The main stages of the planning process according to the standard model of the consulting company Booz, Allen and Hamilton are presented on rice.

1. Formation of goals.

Two groups of targets are being developed in the planning.

Formal goals are criteria for assessing the status of the project and the usefulness of the activity, which is formed from the motivation of those who make decisions.

Real goals are ways to achieve formal goals (the products that need to be produced, its quantity and quality, the required amount of resources, their quantity and quality).

The analysis of problems includes the following steps:

  • Analysis of the actual state
  • State forecast
  • Identify problems by comparing the target system with the results of the analysis and forecasting of the state;
  • structuring existing problems.

When structuring problems, they must first be broken down into two types.

External issues that cannot be resolved by the project team throughout the planning period.

The problems are internal,the solution of which depends on the efficiency of project management.
After you need problems that have been classified in the second category, break down into two subspecies.

Problems that do not require a lot of time and financial costs. This type of problem is solved in current or operational planning.

Problems that require a significant amount of funding and a long time to solve. These problems are considered in the preparation of forward-looking plans and forecasts.

3. Search for alternatives. Alternatives mean mutually exclusive solutions.

Forecasting is important in long-term projects. At the same time, it is necessary to distinguish between two types of forecasts.

Forecasts of the situation are reflected in the indicators of the external environment, which decision-makers cannot influence in the period under review.

Impact forecasts form an idea of what results each of the existing decisions will lead to, i.e. how this decision will affect the project's performance.

Evaluating alternatives in terms of risk, effectiveness and acceptability is the basis for decision-making.

The optimal is a practically implemented and legal alternative, which allows to get closer to fulfilling the real goals with the existing restrictions - labor, temporary, resource, etc.

During the project, you need to update the plan to take into account the changes you make and the current state. Thus, the project plan is the basis for assessing the progress made in the implementation of the project.

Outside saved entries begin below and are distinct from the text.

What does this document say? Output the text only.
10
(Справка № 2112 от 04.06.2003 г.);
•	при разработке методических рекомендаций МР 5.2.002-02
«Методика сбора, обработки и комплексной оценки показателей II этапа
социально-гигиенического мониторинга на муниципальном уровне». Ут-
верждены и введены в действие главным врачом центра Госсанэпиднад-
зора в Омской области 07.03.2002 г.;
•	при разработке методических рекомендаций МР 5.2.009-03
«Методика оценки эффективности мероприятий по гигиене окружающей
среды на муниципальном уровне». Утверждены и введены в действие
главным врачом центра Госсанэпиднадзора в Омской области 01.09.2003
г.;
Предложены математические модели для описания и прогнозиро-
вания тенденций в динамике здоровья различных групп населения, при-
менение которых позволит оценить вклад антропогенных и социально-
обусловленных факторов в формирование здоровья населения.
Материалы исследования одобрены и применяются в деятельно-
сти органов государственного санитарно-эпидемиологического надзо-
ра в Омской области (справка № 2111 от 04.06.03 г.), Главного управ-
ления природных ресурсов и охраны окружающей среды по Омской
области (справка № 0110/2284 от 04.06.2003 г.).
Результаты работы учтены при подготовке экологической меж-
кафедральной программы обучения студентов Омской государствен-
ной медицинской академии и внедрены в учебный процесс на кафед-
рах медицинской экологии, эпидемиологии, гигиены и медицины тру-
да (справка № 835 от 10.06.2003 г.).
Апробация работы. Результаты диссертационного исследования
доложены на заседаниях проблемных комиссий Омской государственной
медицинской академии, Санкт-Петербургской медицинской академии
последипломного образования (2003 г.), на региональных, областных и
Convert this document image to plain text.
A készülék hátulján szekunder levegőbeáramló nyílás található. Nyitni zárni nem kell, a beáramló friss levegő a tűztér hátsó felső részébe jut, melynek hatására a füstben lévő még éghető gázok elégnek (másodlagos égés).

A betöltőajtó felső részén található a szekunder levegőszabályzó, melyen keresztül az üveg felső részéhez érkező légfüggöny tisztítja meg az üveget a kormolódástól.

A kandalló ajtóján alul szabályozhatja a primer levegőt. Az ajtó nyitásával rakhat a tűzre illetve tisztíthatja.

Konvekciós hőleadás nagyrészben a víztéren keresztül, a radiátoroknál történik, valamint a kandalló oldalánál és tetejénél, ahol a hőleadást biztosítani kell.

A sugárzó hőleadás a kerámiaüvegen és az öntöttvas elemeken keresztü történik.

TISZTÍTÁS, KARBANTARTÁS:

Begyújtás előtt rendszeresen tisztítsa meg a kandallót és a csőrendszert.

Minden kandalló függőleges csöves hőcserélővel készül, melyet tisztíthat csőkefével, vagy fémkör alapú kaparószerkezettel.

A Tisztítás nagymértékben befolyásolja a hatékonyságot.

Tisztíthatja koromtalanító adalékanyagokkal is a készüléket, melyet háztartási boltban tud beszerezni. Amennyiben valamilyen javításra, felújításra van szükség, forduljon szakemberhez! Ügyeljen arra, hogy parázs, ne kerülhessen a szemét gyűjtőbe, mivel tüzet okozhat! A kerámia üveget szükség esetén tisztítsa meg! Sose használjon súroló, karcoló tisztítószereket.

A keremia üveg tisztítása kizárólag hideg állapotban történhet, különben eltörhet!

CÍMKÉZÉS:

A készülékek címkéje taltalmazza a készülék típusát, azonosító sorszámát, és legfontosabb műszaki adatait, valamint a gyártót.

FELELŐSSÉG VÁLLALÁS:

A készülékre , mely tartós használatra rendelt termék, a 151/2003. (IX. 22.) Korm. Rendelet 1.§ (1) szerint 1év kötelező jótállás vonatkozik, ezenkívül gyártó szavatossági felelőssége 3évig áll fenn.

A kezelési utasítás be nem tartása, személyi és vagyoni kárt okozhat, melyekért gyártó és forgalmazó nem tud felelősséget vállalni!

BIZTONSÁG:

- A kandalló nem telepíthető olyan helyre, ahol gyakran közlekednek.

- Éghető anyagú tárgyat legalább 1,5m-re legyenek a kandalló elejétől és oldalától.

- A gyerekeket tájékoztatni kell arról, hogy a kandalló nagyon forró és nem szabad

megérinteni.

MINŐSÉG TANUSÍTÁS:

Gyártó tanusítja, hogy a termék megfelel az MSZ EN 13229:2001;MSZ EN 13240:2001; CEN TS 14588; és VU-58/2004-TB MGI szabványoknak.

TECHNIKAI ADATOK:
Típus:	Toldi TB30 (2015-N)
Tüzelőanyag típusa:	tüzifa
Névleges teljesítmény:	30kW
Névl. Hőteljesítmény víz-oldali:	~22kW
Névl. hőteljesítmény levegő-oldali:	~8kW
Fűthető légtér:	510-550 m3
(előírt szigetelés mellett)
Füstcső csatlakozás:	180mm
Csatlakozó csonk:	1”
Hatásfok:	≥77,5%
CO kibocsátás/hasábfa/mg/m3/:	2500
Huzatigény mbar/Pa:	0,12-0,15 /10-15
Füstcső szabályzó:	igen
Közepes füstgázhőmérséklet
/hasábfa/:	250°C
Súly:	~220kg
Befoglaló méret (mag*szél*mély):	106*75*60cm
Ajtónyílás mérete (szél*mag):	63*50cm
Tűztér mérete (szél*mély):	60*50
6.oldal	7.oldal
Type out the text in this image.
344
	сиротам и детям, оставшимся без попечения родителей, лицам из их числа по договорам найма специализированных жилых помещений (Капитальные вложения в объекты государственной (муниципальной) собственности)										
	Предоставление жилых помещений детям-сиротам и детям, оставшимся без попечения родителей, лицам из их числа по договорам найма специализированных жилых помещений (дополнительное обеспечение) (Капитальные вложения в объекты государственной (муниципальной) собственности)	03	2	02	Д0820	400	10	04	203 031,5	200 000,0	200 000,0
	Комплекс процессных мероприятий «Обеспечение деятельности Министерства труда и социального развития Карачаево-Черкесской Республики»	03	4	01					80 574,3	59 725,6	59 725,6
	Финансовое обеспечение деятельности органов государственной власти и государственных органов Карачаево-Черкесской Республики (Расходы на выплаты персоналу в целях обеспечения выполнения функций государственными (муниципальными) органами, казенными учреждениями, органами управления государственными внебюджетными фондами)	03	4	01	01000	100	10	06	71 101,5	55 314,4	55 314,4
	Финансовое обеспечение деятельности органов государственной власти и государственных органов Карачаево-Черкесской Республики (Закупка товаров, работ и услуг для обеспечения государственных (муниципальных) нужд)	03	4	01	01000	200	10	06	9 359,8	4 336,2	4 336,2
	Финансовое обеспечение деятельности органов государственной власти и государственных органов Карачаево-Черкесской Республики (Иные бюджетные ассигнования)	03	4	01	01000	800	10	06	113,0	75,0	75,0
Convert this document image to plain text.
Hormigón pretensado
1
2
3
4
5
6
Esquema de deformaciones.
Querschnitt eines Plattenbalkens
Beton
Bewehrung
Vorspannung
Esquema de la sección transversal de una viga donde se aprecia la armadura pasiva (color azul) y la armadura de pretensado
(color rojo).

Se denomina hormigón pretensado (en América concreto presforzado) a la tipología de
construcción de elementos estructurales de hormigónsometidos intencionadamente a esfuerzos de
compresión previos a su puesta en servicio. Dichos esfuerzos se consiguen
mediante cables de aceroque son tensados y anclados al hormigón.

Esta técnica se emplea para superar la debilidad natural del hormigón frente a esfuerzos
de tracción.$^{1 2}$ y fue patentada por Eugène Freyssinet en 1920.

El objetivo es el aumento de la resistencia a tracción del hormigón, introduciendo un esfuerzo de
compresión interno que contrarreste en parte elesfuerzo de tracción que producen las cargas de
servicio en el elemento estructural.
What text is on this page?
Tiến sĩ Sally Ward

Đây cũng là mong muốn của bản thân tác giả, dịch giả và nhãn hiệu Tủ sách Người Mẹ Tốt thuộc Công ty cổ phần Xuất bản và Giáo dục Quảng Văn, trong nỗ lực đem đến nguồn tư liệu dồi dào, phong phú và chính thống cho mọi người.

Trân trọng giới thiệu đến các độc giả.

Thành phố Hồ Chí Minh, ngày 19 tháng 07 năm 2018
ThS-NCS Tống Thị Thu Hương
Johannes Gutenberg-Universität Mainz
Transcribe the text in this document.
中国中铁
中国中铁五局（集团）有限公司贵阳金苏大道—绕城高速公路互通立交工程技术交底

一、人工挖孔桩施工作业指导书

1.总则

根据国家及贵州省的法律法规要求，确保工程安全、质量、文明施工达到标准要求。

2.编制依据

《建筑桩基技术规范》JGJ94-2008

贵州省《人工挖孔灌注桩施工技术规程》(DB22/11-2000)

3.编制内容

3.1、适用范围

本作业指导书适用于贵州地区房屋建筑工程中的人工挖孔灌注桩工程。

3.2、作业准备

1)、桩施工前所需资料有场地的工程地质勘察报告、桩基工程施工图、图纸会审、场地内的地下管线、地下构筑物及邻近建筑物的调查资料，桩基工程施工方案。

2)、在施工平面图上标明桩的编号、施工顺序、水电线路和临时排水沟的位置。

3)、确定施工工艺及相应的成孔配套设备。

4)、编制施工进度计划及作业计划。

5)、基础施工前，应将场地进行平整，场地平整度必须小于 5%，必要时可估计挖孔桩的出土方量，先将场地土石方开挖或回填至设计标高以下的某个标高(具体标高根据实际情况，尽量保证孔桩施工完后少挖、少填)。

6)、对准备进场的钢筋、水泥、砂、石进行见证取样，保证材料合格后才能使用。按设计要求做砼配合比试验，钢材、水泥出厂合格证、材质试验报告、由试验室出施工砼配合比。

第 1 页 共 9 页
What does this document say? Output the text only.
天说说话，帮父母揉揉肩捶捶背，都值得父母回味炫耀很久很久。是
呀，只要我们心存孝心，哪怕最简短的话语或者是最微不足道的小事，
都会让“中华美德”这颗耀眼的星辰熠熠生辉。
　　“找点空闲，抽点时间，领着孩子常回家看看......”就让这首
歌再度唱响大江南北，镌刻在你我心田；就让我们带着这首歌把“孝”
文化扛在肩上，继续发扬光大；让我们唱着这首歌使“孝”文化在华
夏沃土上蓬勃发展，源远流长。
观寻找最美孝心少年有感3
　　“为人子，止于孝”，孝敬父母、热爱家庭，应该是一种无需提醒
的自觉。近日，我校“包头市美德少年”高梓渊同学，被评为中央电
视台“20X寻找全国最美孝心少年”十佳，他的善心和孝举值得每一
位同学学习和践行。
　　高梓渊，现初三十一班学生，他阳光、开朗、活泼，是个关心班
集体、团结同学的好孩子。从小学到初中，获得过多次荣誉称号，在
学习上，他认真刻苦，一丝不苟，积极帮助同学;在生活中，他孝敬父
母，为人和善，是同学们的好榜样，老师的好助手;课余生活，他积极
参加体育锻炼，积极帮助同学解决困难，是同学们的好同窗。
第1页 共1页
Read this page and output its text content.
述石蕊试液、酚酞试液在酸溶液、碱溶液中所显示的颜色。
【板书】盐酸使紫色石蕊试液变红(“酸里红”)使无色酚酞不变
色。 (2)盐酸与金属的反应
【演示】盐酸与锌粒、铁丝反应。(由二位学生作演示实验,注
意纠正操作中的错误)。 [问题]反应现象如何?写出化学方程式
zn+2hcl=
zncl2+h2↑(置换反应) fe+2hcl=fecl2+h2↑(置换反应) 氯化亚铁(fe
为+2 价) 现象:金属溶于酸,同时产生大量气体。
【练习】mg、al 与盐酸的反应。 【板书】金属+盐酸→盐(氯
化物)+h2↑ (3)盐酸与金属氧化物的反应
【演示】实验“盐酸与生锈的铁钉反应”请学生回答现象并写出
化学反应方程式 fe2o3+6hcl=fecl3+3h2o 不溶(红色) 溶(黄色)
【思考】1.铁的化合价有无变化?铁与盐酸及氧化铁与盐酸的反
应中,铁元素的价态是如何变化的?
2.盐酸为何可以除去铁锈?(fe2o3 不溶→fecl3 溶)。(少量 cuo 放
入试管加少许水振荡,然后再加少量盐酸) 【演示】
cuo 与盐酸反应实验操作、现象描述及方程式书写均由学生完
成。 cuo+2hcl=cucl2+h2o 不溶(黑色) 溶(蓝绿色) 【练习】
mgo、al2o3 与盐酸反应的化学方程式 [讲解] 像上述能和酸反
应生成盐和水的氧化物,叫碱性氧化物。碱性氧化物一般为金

In order to ensure the accuracy of the plan and the feasibility of the project, the manager needs to solve the following tasks: agreeing on the responsibility of the main participants of the project for the results.

Planning the organizational structure of the project and ensuring that the necessary resources are attracted.

Achieving a consistent understanding of the scope and structure of the project, as well as resource needs with the main participants of the project and the customer.

Involving key players in the planning process, ensuring responsibility for the planned metrics.